Personal information
- Full name: John White
- Born: 2 March 1855 Bulwell, Nottinghamshire, England
- Died: Unknown
- Batting: Unknown
- Role: Wicket-keeper

Career statistics
| Competition | First-class |
| Matches | 3 |
| Runs scored | 73 |
| Batting average | 18.25 |
| 100s/50s | –/1 |
| Top score | 62 |
| Balls bowled | – |
| Wickets | – |
| Bowling average | – |
| 5 wickets in innings | – |
| 10 wickets in match | – |
| Best bowling | – |
| Catches/stumpings | 4/2 |
- Source: Cricinfo, 28 July 2013

= John White (cricketer, born 1855) =

English cricketer

John White (2 March 1855 - date of death unknown) was an English cricketer. White's batting style is unknown, though it is known he played as a wicket-keeper. He was born at Bulwell, Nottinghamshire.
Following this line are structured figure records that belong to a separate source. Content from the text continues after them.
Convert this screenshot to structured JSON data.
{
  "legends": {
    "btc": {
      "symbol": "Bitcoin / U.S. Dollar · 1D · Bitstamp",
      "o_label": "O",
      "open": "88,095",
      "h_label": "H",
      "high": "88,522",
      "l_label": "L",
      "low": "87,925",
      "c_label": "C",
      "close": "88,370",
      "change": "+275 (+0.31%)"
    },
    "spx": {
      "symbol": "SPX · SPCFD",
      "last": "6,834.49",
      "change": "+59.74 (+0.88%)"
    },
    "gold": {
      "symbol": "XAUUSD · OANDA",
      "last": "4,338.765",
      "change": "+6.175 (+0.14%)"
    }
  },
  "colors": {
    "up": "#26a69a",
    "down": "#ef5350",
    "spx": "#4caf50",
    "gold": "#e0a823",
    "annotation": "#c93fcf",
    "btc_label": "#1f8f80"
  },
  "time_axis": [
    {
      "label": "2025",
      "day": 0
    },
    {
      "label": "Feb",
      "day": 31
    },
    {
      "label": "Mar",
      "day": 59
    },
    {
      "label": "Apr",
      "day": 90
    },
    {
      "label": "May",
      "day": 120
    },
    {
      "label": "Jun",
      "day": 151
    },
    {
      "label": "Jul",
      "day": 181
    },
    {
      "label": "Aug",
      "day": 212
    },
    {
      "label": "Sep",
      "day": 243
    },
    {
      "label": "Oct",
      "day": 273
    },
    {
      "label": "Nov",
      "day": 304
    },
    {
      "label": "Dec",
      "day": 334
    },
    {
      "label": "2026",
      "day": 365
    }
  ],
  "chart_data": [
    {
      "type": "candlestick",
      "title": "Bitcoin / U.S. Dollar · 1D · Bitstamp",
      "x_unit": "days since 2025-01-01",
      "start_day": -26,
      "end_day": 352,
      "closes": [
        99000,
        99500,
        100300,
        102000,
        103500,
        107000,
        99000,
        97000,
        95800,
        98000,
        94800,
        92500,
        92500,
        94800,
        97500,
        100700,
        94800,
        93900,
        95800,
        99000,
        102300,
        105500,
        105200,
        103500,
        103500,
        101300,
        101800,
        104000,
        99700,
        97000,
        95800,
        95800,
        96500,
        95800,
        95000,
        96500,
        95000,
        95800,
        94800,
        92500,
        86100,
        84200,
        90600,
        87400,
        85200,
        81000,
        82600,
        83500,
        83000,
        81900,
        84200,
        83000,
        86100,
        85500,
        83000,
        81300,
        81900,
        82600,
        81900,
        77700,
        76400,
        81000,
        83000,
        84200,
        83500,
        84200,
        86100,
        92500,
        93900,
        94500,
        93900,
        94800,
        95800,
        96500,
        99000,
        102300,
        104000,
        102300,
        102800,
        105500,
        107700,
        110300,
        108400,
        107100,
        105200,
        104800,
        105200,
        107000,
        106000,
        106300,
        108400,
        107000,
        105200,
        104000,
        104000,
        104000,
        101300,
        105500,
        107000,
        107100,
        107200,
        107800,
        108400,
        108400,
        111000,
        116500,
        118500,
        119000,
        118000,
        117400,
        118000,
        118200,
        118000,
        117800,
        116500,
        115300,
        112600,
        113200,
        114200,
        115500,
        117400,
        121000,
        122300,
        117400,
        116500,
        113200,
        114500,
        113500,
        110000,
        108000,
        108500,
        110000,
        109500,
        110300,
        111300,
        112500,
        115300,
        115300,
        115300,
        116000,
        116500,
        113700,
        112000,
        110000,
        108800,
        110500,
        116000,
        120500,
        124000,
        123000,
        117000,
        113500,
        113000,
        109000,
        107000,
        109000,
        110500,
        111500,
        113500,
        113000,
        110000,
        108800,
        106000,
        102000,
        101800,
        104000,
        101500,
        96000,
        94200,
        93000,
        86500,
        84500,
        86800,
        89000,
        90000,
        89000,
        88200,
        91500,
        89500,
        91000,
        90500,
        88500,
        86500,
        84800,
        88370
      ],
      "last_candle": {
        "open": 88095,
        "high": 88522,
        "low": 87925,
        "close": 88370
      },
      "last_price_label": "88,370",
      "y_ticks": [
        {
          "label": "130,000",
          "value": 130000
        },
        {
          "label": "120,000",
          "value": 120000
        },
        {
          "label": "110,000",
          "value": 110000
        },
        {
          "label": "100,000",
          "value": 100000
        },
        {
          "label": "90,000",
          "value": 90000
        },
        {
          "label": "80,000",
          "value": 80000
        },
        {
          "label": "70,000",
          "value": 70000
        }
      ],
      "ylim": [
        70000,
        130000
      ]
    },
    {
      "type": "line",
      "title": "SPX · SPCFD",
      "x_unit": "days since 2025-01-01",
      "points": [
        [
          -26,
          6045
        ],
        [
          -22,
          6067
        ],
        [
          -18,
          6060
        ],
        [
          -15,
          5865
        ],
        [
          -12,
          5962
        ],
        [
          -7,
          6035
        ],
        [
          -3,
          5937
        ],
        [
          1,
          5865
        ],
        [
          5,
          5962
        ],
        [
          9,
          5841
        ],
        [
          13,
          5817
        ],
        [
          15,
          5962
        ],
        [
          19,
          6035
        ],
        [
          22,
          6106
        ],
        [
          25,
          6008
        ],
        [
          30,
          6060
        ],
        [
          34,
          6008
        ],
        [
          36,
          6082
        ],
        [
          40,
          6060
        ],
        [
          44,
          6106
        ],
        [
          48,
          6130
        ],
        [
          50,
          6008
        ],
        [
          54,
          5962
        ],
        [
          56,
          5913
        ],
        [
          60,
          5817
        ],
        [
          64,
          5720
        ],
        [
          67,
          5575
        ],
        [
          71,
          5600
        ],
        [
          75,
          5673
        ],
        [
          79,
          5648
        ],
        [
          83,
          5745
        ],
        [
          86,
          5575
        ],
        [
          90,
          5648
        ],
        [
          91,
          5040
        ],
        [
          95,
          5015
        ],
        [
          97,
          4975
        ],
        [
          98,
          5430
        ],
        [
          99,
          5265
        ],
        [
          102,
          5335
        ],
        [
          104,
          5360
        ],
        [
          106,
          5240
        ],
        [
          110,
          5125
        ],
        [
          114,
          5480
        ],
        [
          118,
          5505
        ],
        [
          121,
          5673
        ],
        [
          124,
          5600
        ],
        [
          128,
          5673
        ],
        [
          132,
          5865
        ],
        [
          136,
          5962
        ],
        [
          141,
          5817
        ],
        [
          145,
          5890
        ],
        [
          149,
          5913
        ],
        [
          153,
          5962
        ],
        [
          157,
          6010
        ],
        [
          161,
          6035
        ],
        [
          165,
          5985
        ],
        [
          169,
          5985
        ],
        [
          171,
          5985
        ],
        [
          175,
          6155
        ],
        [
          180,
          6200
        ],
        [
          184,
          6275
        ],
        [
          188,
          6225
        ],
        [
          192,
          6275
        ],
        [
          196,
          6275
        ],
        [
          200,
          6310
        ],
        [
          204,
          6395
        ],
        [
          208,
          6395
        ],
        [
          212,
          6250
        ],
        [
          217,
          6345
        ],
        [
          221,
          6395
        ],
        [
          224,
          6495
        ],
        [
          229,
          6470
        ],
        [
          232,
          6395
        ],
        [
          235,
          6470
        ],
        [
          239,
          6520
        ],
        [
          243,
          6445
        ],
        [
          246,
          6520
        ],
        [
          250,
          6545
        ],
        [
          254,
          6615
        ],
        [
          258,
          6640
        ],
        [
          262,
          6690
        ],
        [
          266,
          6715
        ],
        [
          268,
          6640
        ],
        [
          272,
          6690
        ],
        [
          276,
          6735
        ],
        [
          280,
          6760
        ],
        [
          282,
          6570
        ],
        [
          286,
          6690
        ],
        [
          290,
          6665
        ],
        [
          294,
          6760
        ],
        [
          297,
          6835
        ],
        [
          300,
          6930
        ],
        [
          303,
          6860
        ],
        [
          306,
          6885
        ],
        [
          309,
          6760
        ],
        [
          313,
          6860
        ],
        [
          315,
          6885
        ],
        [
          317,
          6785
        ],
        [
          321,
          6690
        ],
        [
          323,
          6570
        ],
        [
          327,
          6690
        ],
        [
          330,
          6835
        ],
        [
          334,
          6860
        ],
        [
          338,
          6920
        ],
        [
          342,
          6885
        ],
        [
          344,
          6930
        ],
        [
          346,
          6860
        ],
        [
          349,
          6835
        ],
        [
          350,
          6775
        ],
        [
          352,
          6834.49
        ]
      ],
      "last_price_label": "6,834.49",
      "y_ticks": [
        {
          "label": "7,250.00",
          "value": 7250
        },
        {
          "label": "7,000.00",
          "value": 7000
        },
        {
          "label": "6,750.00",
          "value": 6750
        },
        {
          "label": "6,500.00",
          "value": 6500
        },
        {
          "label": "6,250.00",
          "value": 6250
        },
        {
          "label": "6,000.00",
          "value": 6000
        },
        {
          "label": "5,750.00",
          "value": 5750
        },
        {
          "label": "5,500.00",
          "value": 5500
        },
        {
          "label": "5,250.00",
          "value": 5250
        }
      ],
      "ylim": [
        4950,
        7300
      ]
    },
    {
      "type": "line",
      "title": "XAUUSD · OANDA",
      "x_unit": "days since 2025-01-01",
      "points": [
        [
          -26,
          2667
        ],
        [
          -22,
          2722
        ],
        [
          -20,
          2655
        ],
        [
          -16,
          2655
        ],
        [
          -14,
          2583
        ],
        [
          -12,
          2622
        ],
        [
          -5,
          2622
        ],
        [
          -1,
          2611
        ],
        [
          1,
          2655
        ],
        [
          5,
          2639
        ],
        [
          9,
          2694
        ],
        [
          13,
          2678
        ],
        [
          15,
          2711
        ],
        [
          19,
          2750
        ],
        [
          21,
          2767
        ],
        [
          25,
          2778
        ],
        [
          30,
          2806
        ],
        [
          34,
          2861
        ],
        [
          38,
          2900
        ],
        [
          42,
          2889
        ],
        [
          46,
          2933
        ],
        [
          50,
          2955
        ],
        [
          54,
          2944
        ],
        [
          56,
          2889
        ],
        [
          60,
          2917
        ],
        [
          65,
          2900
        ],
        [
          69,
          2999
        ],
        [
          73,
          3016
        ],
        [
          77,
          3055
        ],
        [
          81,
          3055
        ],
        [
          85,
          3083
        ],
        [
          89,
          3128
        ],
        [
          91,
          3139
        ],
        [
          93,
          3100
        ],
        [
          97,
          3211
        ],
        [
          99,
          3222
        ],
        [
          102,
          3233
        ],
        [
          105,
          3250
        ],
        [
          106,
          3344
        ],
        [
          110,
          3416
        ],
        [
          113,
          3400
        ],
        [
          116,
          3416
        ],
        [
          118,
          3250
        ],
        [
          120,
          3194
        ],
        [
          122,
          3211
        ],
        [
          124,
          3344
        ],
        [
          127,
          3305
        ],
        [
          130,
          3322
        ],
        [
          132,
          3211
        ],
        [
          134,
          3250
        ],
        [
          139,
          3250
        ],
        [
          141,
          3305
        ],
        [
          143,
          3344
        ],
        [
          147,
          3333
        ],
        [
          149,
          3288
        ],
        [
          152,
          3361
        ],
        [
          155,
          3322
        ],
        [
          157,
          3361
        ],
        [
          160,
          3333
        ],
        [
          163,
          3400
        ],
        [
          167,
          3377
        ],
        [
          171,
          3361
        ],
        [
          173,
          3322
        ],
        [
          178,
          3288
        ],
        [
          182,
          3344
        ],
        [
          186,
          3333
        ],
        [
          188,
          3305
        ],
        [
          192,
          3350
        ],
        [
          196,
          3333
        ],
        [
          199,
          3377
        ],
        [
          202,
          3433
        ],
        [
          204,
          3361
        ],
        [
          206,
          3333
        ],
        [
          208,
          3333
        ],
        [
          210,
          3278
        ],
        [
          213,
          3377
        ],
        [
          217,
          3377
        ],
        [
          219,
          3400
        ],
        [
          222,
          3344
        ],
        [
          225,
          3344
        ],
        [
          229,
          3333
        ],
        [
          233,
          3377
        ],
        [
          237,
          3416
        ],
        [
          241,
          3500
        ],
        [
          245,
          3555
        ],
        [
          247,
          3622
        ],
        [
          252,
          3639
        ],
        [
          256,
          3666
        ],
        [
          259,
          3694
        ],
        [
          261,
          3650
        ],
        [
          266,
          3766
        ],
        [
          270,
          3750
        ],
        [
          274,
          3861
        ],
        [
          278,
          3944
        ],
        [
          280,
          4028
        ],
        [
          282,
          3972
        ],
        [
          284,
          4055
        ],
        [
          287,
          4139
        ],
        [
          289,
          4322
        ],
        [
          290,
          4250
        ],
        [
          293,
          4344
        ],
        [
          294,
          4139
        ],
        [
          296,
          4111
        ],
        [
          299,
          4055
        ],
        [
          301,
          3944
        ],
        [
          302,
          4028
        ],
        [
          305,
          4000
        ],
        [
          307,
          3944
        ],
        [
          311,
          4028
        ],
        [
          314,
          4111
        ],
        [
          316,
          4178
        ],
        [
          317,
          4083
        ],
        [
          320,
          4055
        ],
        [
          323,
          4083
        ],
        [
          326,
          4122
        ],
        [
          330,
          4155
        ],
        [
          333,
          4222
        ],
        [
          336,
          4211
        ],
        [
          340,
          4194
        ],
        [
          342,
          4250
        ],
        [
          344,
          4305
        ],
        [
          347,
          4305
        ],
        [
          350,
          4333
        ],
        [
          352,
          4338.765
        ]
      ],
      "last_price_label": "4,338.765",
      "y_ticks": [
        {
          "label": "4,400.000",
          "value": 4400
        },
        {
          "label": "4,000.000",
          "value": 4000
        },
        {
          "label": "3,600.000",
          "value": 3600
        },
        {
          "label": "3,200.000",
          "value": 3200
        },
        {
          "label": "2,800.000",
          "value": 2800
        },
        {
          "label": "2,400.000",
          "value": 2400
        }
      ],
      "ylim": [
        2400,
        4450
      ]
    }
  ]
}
White made his debut in first-class for the North of England in the North v South fixture of 1886 at Lords', during which White scored 62 runs batting at number ten in a tenth record stand of 157 runs with John Parnham (who made 90 not out), in what was the highest wicket partnership of the innings. The North won the match by 9 wickets. In that same season he made a first-class appearance for Liverpool and District against the touring Australians, and followed this up with a second first-class appearance for the team in 1890 against Yorkshire. He ended his brief first-class career with 73 runs at an average of 18.25, with four catches and two stumpings to his name.